As far as we know, the offer was unique in U.S. publishing—a perpetual subscription to TIME for $60. We made it about 20 years ago for a very limited time and then withdrew it forever. It was clearly a perpetual, not a lifetime subscription, transferable, inheritable, noncancelable, and -it was good until the end of TIME, the Weekly Newsmagazine.

The perpetual subscribers never had to be reminded that their subscriptions were up for renewal. Nor did they have any reason for getting in touch with us beyond recording a change of address now and then or writing an occasional letter-to-the-editor. Recently it occurred to us that we knew very little about these very special readers—and we ought to know a great deal about any group which had so much faith in the then unproved TIME idea that it would accept such an offer.
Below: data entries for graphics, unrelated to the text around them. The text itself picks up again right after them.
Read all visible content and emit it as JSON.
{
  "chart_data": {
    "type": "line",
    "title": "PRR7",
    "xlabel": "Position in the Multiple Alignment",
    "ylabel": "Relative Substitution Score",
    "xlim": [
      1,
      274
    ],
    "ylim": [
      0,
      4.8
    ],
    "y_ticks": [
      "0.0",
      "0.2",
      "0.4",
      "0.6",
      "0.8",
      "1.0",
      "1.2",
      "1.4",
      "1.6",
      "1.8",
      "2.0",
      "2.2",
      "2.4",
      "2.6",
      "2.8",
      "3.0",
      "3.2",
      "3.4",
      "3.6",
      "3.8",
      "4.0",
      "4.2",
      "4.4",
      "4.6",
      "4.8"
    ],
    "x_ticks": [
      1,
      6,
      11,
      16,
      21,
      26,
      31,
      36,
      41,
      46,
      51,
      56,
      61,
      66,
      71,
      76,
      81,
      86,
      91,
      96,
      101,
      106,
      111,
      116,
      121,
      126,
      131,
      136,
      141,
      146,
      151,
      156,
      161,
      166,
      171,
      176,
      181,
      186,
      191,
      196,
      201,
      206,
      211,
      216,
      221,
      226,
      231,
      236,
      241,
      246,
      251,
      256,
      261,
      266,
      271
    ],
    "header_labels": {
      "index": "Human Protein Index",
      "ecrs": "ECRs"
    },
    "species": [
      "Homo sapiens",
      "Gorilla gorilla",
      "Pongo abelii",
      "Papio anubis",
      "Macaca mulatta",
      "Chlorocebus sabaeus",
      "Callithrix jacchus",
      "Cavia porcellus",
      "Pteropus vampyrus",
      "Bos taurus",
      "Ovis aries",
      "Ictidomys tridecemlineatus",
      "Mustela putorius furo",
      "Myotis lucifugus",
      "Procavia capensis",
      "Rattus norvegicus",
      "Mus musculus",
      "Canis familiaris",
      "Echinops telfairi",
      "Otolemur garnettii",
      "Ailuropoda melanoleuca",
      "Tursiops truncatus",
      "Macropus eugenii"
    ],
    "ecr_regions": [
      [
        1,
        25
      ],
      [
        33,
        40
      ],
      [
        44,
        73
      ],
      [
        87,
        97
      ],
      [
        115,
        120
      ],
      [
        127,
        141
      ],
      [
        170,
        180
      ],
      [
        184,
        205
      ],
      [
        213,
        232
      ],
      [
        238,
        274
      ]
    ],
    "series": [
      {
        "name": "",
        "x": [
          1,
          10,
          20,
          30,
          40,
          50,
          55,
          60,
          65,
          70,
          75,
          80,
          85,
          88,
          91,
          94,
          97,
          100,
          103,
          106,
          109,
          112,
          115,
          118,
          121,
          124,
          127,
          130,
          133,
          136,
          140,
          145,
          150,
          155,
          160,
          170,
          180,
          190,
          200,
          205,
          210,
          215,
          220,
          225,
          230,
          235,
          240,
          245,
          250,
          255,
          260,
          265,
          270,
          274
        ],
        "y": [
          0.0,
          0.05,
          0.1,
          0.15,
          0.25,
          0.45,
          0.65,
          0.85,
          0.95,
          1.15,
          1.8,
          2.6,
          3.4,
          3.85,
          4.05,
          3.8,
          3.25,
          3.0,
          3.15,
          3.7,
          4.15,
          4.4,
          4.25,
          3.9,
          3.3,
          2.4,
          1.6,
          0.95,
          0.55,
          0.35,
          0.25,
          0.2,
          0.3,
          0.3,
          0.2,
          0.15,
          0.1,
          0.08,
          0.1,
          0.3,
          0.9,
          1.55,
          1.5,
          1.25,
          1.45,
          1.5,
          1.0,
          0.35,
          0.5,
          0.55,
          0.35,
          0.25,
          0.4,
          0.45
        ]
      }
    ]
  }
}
We wrote and found that four of the perpetual subscribers had been willed their subscriptions. A former Yale biologist philosophized: "No matter how broke I get I will always have something to will." Another said, "I regard it as the best investment I ever made"—a sentiment echoed by many. A U.S. Army intelligence officer wrote: "When I subscribed, I figured this is a new slant on the news—this will succeed." A social science teacher, who used TIME in her classes, explained: "After I married and became a homemaker I needed TIME more than ever to keep me in touch with what was happening." Some just "decided to take a chance." Others felt at the time like the English professor, who said: "In 1929 or '30 I had lost what seemed to me so much money in investments that I decided I would invest $60 in TIME [with the hope that] I would come out even in 1948 or 1949." Said a librarian: "I often answered the telephone in the Chatham Square branch of the New York Public Library when TIME was on the other end."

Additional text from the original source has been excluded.